GABAergic synapse-mediated innate immunity is dependent on DAF-2/DAF-16 signaling. (A–C) Survival of wild-type, unc-49(e407), daf-16(mu86), and unc-49(e407);daf-16(mu86) (A) or wild-type, unc-49(e407), daf-2(e1370), and unc-49(e407);daf-2(e1370) (B) or wild-type, unc-49(e407), age-1(hx546), and unc-49(e407);age-1(hx546) (C) worms exposed to PA14. The exact P values of statistics for all survival assays are listed in SI Appendix, Table S1. (D and E) Quantitative RT-PCR analyses of the expression levels of six DAF-16–dependent genes in wild-type and unc-49(e407) worms fed on OP50 or exposed to PA14 (D) or in wild-type, unc-49(e407), and unc-49(e407) mutant animals with GABA_AR/UNC-49 expressed under the control of endogenous (krSi2[Punc-49::unc-49]), muscle (aijSi1[Pmyo-3::unc-49])-, or intestine (aijSi2[Pges-1::unc-49])-specific promoters exposed to PA14 (E).
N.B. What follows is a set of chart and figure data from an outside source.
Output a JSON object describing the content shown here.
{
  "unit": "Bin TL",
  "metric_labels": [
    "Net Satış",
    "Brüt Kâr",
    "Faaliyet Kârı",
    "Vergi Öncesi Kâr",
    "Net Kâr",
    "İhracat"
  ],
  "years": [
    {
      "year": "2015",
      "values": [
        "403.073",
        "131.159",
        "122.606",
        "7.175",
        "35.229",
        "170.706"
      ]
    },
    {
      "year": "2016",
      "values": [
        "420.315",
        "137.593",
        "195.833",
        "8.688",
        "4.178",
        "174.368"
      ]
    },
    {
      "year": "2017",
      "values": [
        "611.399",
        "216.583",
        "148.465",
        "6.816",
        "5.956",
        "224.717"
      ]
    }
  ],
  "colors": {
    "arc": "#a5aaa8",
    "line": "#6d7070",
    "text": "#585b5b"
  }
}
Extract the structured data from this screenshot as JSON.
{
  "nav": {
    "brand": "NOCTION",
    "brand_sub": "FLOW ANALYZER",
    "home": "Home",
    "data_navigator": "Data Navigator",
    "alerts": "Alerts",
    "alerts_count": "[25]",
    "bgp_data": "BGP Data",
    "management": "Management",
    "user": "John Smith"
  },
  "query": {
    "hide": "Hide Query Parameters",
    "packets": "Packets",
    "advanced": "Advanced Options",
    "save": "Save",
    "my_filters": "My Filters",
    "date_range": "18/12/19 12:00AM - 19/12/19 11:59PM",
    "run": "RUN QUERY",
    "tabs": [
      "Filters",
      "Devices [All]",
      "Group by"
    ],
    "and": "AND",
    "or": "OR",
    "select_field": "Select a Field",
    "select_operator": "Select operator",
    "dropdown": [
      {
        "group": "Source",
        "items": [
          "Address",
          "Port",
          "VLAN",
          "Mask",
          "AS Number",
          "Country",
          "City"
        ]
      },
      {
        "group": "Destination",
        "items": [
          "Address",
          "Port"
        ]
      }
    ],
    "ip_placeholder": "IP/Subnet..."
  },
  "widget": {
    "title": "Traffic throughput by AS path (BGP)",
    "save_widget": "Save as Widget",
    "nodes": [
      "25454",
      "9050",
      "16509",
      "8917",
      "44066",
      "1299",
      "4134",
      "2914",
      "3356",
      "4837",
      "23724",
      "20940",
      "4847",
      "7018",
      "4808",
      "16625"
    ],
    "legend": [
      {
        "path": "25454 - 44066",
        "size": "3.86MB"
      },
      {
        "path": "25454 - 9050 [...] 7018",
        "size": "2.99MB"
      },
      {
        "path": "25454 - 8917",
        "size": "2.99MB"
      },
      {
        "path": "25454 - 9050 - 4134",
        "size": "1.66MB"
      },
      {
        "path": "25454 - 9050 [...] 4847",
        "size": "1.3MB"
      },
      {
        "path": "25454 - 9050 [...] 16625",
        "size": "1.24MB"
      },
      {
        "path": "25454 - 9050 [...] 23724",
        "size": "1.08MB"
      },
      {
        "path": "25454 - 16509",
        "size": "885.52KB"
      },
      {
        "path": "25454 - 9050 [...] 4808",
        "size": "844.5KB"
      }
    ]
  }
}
The exact P values of statistics for comparison of qRT-PCR between groups are listed in SI Appendix, Table S2. (F) CFU quantification of wild-type, unc-49(e407), daf-16(mu86), and unc-49(e407);daf-16(mu86) animals. Data are presented as means ± SEM. (G and H) The representative images of three categories (G) and quantification analysis (H) of nuclear accumulation of DAF-16a^AM−GFP in wild-type, unc-49(e407), unc-30(e191), and ins-31(ok3543) mutant animals, respectively. Statistical significance was determined by log-rank test for survival assays or one-way ANOVA tests followed by Bonferroni’s multiple comparison tests (D, E, and F) or χ² test (H). *P < 0.05, **P < 0.01, ***P < 0.001; n.s., not significant. (Scale bar, 100 μm in G.) The number of animals analyzed is indicated in H.